For the last five years, the University of Guelph and Maplesoft have been partners in a unique initiative to develop innovative and efficient ways of using technology in mathematics and science education. The two organizations have been working together to investigate methods to provide students with a more compelling and effective academic experience, while making instruction delivery more efficient and student-focused.
As part of this partnership, the University of Guelph has utilized Maple, the mathematical software tool for teaching and learning, and Maple T.A., the automated testing and assessment system from Maplesoft. The university started with a single course, Calculus 1, and then applied the lessons learned there to other courses in the mathematics and science departments.

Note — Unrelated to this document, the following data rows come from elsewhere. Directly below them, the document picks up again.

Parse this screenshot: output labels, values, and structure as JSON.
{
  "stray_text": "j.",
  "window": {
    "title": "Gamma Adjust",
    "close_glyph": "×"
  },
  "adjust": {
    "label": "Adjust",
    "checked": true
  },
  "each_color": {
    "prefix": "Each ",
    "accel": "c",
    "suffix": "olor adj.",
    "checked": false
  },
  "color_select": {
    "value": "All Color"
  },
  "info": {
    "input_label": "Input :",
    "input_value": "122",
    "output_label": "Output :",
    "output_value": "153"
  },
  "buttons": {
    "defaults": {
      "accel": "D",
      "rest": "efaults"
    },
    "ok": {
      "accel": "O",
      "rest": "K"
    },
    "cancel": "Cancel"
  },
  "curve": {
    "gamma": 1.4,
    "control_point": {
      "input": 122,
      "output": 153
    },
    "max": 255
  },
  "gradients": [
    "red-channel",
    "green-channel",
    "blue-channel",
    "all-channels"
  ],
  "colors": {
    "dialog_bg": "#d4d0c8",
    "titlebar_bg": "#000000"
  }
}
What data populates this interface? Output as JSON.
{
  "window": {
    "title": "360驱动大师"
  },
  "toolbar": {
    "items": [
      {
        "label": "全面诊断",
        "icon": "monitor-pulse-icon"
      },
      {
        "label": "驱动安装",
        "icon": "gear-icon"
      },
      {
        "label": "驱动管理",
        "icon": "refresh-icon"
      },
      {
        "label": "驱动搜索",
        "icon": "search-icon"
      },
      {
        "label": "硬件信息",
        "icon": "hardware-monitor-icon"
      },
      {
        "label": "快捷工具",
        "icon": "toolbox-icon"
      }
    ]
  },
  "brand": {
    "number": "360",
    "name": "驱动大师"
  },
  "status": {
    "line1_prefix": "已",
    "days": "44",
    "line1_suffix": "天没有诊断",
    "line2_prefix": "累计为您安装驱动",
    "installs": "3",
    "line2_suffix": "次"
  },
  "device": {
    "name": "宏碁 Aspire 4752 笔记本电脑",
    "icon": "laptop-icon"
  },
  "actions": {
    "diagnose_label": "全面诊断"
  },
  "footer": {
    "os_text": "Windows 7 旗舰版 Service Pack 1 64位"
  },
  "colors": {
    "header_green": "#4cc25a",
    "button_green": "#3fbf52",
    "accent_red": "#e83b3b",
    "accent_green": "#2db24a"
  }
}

Mathematics professor Jack Weiner is the chief investigator for the initiative. Weiner is a winner of the Teaching Excellence Award from the Central Student Association and a two-time 3M teaching award nominee, in addition to being the recipient of several provincial and university teaching awards. “The techniques we’ve developed have resulted in increased student engagement, confidence, and success,” Weiner said. “With the dynamic, interactive lectures made possible by Maple, students simply pay more attention during class, and retain more of what they have learned. On top of that, all the practise and immediate feedback they get from Maple T.A. reinforces what they’ve learned in ways traditional assignments cannot, and gives them confidence in their abilities.”
One key ingredient of their approach is allowing students to take practice versions of the randomized Maple T.A. quizzes as many times as they wish, without penalty. The practice sessions help students prepare for the graded quizzes, which are identical in content to the practice quizzes. "Students gave excellent feedback on the graded homework quizzes using Maple T.A., and on the practice tests which are available solely as a study tool,” says Matthew Demers, Instructor, University of Guelph. “There is no question that Maple T.A. is a really effective and useful resource for the class."

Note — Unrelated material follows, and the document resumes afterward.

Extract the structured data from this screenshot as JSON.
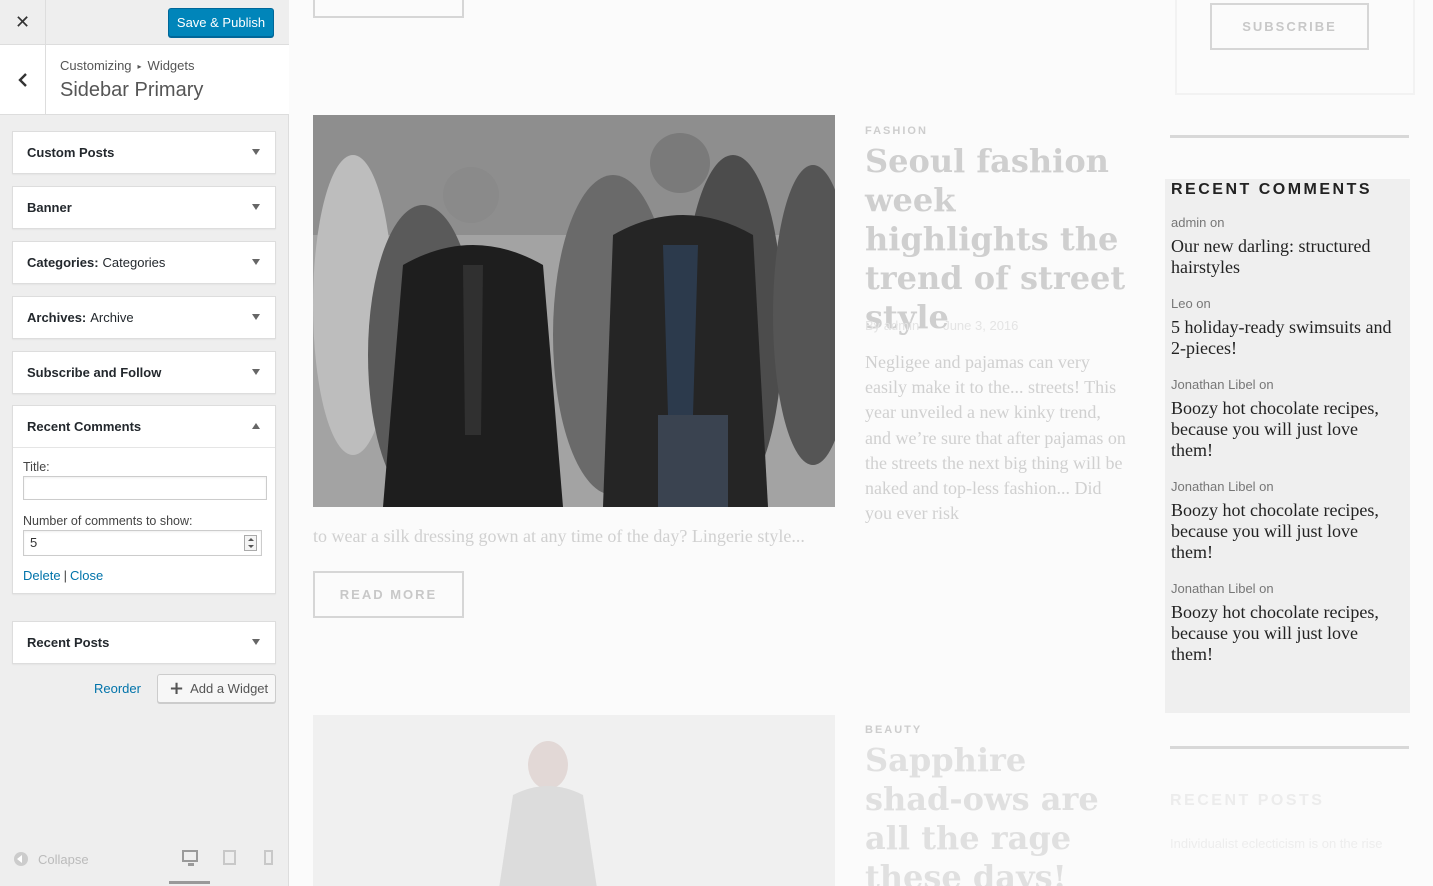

As part of this study, the university conducted an experiment to measure the impact of using Maple T.A. as an integral part of a course. Students taking an undergraduate mathematical economics class were randomly split into two groups; one group used Maple T.A. for quizzes and tests, and the other used conventional tools. The results showed a substantially lower drop-out rate for the Maple T.A. section of the course (9% vs. 20%). The drop-outs from the Maple T.A. section were those with the lowest GPA scores, while the drop-outs from the conventional section were spread across the GPA spectrum. As well, student surveys indicated that the majority of the students in the Maple T.A. group were happy with their placement, while half of the conventional group expressed a preference to be in the Maple T.A. section.

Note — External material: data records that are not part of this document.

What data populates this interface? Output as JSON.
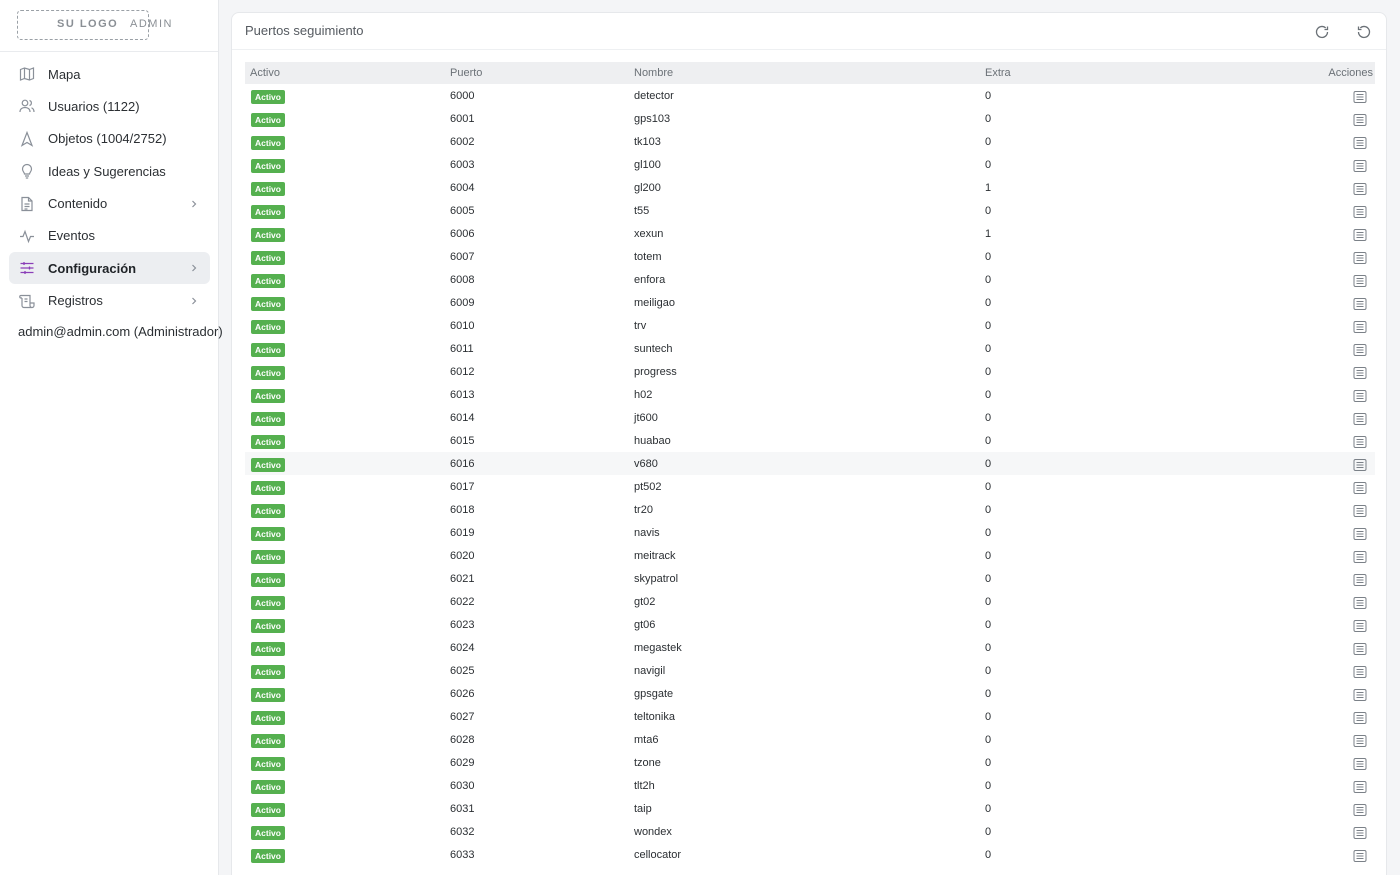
{
  "logo": {
    "text": "SU LOGO",
    "suffix": "ADMIN"
  },
  "sidebar": {
    "items": [
      {
        "label": "Mapa",
        "icon": "map-icon"
      },
      {
        "label": "Usuarios (1122)",
        "icon": "users-icon"
      },
      {
        "label": "Objetos (1004/2752)",
        "icon": "navigation-icon"
      },
      {
        "label": "Ideas y Sugerencias",
        "icon": "lightbulb-icon"
      },
      {
        "label": "Contenido",
        "icon": "document-icon",
        "has_children": true
      },
      {
        "label": "Eventos",
        "icon": "activity-icon"
      },
      {
        "label": "Configuración",
        "icon": "sliders-icon",
        "has_children": true,
        "active": true
      },
      {
        "label": "Registros",
        "icon": "scroll-icon",
        "has_children": true
      }
    ],
    "user": "admin@admin.com (Administrador)"
  },
  "panel": {
    "title": "Puertos seguimiento",
    "refresh_icon": "refresh-icon",
    "reset_icon": "reset-icon"
  },
  "table": {
    "headers": {
      "activo": "Activo",
      "puerto": "Puerto",
      "nombre": "Nombre",
      "extra": "Extra",
      "acciones": "Acciones"
    },
    "badge_label": "Activo",
    "badge_color": "#55b04f",
    "rows": [
      {
        "puerto": "6000",
        "nombre": "detector",
        "extra": "0"
      },
      {
        "puerto": "6001",
        "nombre": "gps103",
        "extra": "0"
      },
      {
        "puerto": "6002",
        "nombre": "tk103",
        "extra": "0"
      },
      {
        "puerto": "6003",
        "nombre": "gl100",
        "extra": "0"
      },
      {
        "puerto": "6004",
        "nombre": "gl200",
        "extra": "1"
      },
      {
        "puerto": "6005",
        "nombre": "t55",
        "extra": "0"
      },
      {
        "puerto": "6006",
        "nombre": "xexun",
        "extra": "1"
      },
      {
        "puerto": "6007",
        "nombre": "totem",
        "extra": "0"
      },
      {
        "puerto": "6008",
        "nombre": "enfora",
        "extra": "0"
      },
      {
        "puerto": "6009",
        "nombre": "meiligao",
        "extra": "0"
      },
      {
        "puerto": "6010",
        "nombre": "trv",
        "extra": "0"
      },
      {
        "puerto": "6011",
        "nombre": "suntech",
        "extra": "0"
      },
      {
        "puerto": "6012",
        "nombre": "progress",
        "extra": "0"
      },
      {
        "puerto": "6013",
        "nombre": "h02",
        "extra": "0"
      },
      {
        "puerto": "6014",
        "nombre": "jt600",
        "extra": "0"
      },
      {
        "puerto": "6015",
        "nombre": "huabao",
        "extra": "0"
      },
      {
        "puerto": "6016",
        "nombre": "v680",
        "extra": "0"
      },
      {
        "puerto": "6017",
        "nombre": "pt502",
        "extra": "0"
      },
      {
        "puerto": "6018",
        "nombre": "tr20",
        "extra": "0"
      },
      {
        "puerto": "6019",
        "nombre": "navis",
        "extra": "0"
      },
      {
        "puerto": "6020",
        "nombre": "meitrack",
        "extra": "0"
      },
      {
        "puerto": "6021",
        "nombre": "skypatrol",
        "extra": "0"
      },
      {
        "puerto": "6022",
        "nombre": "gt02",
        "extra": "0"
      },
      {
        "puerto": "6023",
        "nombre": "gt06",
        "extra": "0"
      },
      {
        "puerto": "6024",
        "nombre": "megastek",
        "extra": "0"
      },
      {
        "puerto": "6025",
        "nombre": "navigil",
        "extra": "0"
      },
      {
        "puerto": "6026",
        "nombre": "gpsgate",
        "extra": "0"
      },
      {
        "puerto": "6027",
        "nombre": "teltonika",
        "extra": "0"
      },
      {
        "puerto": "6028",
        "nombre": "mta6",
        "extra": "0"
      },
      {
        "puerto": "6029",
        "nombre": "tzone",
        "extra": "0"
      },
      {
        "puerto": "6030",
        "nombre": "tlt2h",
        "extra": "0"
      },
      {
        "puerto": "6031",
        "nombre": "taip",
        "extra": "0"
      },
      {
        "puerto": "6032",
        "nombre": "wondex",
        "extra": "0"
      },
      {
        "puerto": "6033",
        "nombre": "cellocator",
        "extra": "0"
      }
    ]
  }
}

One concrete result of this initiative is Teaching Calculus with Maple: A Complete Kit, which encapsulates the materials developed at the University of Guelph to support its first year calculus courses, so educators at other institutions can use them too. The customizable materials include highly interactive lecture notes in Maple that support “what if” explorations and carefully constructed Maple T.A. homework questions with built-in hints and feedback for the students. Teaching Calculus with Maple: A Complete Kitis available free from the Maplesoft web site for users of Maple and/or Maple T.A. The Maple T.A. questions developed for other courses at the university, including content for mathematical biology, electricity and magnetism, and statistics, are also available from the Maple T.A. Content Center.
While the official project is complete, the work is not over. “We will continue to take some of these essential experiences and expand on them using all the new media that can seem alien to many teachers, but are completely integrated into the lives of today’s students. This is truly exciting stuff,” Jack Weiner said.